Pertumbuhan PDRB berdasarkan data BPS ditentukan oleh beberapa sektor. Mulai pertambangan, pertanian, perdagangan, industri pengolahan, kontruksi, informasi dan komunikasi, akomodasi dan makan minum, administrasi pemerintahan, transportasi dan pergudangan. Serta jasa lainnya seperti jasa keuangan, akomodasi dan makan minum, real estate, pendidikan, kesehatan serta adanya peningkatan aktifitas rekreasi dan kegiatan wisata yang semakin beragam. Atau lapangan usaha lain yang masih perlu stimulus ekonomi seperti pengadaan air, listrik dan gas.
Kepala BPS Kabupaten Bojonegoro Syawaluddin Siregar mengklaim secara keseluruhan PDRB Kabupaten Bojonegoro tumbuh positif utamanya sektor pertanian yang tumbuh 11,38 persen.
“Meski lifting minyak turun sehingga pertumbuhan sektor pertambangan -8,78. Ekonomi kita 46 persen ditopang oleh pertambangan.
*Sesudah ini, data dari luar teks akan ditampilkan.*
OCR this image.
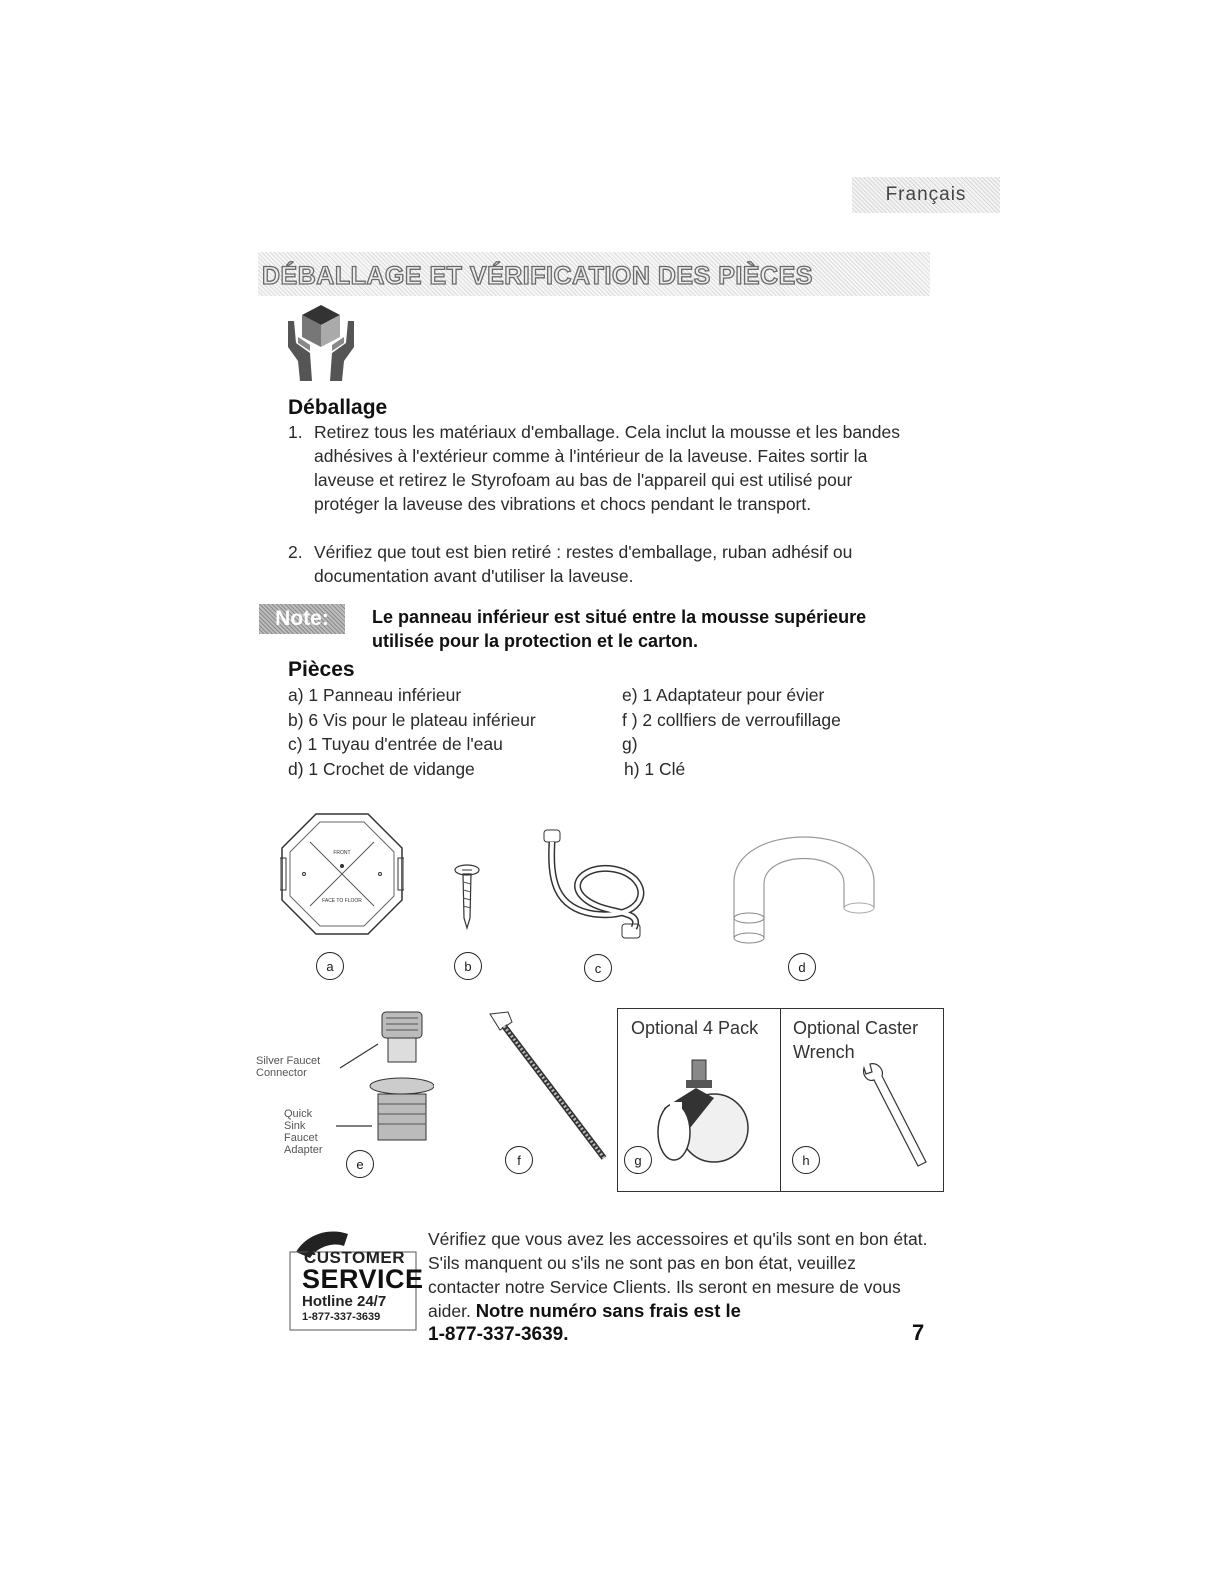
Français
DÉBALLAGE ET VÉRIFICATION DES PIÈCES
Déballage
1. Retirez tous les matériaux d'emballage. Cela inclut la mousse et les bandes adhésives à l'extérieur comme à l'intérieur de la laveuse. Faites sortir la laveuse et retirez le Styrofoam au bas de l'appareil qui est utilisé pour protéger la laveuse des vibrations et chocs pendant le transport.
2. Vérifiez que tout est bien retiré : restes d'emballage, ruban adhésif ou documentation avant d'utiliser la laveuse.
Note:	Le panneau inférieur est situé entre la mousse supérieure utilisée pour la protection et le carton.
Pièces
a) 1 Panneau inférieur
b) 6 Vis pour le plateau inférieur
c) 1 Tuyau d'entrée de l'eau
d) 1 Crochet de vidange
e) 1 Adaptateur pour évier
f ) 2 collfiers de verroufillage
g)
h) 1 Clé
FRONT
FACE TO FLOOR
a	b	c	d
Silver Faucet Connector
Quick Sink Faucet Adapter
e	f
Optional 4 Pack Optional Caster Wrench
g	h
CUSTOMER
SERVICE
Hotline 24/7
1-877-337-3639
Vérifiez que vous avez les accessoires et qu'ils sont en bon état. S'ils manquent ou s'ils ne sont pas en bon état, veuillez contacter notre Service Clients. Ils seront en mesure de vous aider. Notre numéro sans frais est le
1-877-337-3639.	7
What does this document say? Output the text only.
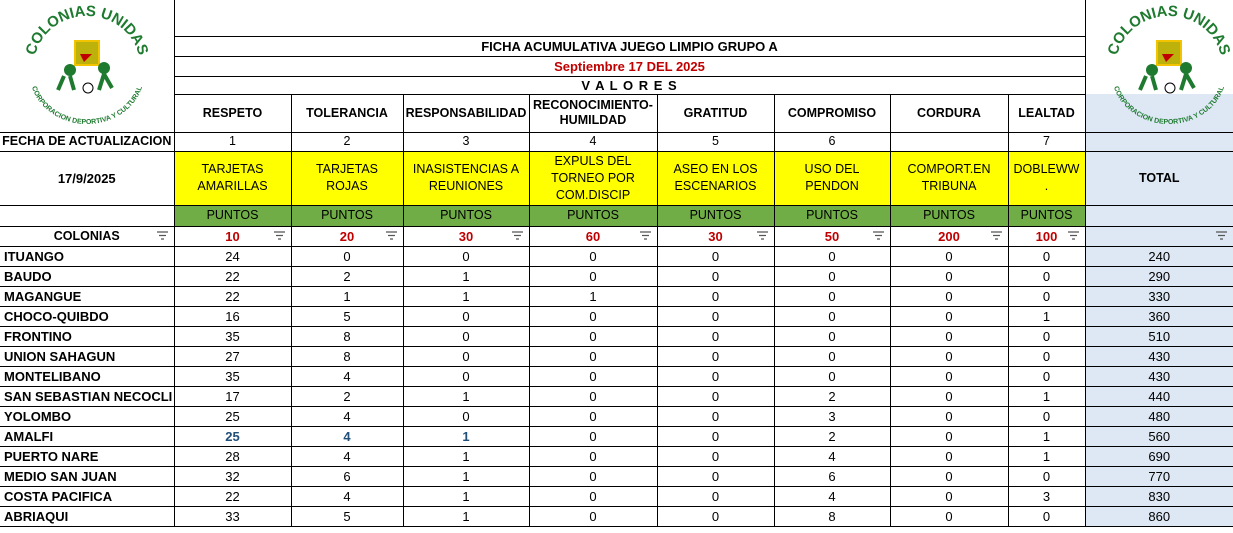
	FICHA ACUMULATIVA JUEGO LIMPIO GRUPO A								
	Septiembre 17 DEL 2025								
	V A L O R E S								
	RESPETO	TOLERANCIA	RESPONSABILIDAD	RECONOCIMIENTO-HUMILDAD	GRATITUD	COMPROMISO	CORDURA	LEALTAD	
FECHA DE ACTUALIZACION	1	2	3	4	5	6		7	
17/9/2025	TARJETAS AMARILLAS	TARJETAS ROJAS	INASISTENCIAS A REUNIONES	EXPULS DEL TORNEO POR COM.DISCIP	ASEO EN LOS ESCENARIOS	USO DEL PENDON	COMPORT.EN TRIBUNA	DOBLEWW .	TOTAL
	PUNTOS	PUNTOS	PUNTOS	PUNTOS	PUNTOS	PUNTOS	PUNTOS	PUNTOS	
COLONIAS	10	20	30	60	30	50	200	100

ITUANGO	24	0	0	0	0	0	0	0	240
BAUDO	22	2	1	0	0	0	0	0	290
MAGANGUE	22	1	1	1	0	0	0	0	330
CHOCO-QUIBDO	16	5	0	0	0	0	0	1	360
FRONTINO	35	8	0	0	0	0	0	0	510
UNION SAHAGUN	27	8	0	0	0	0	0	0	430
MONTELIBANO	35	4	0	0	0	0	0	0	430
SAN SEBASTIAN NECOCLI	17	2	1	0	0	2	0	1	440
YOLOMBO	25	4	0	0	0	3	0	0	480
AMALFI	25	4	1	0	0	2	0	1	560
PUERTO NARE	28	4	1	0	0	4	0	1	690
MEDIO SAN JUAN	32	6	1	0	0	6	0	0	770
COSTA PACIFICA	22	4	1	0	0	4	0	3	830
ABRIAQUI	33	5	1	0	0	8	0	0	860
COLONIAS UNIDAS
CORPORACION DEPORTIVA Y CULTURAL
COLONIAS UNIDAS
CORPORACION DEPORTIVA Y CULTURAL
Ketika pertanian tumbuh tinggi itulah yang mendorong pertumbuhan ekonomi tidak sampai minus,” tandasnya.
Pihaknya menjelaskan, tren pertumbuhan ekonomi Kabupaten Bojonegoro di 2023 minus karena pertumbuhan migas tak sebanyak saat ini. Namun pertumbuhan pertanian yang tumbuh positif 2026 menjadi peluang kacamata lainnya. Artinya, Kabupaten Bojonegoro mampu bertumbuh meski sektor pertambangan mengalami pertumbuhan minus.
“Harusnya pertumbuhan ekonomi bergerak inklusif. Artinya semua sektor terbuka bagi semua orang atau merata. Seperti sektor pertanian yang masih menjadi tulang punggung perekonomian masyarakat Bojonegoro. Tidak seperti sektor pertambangan,” imbuhnya.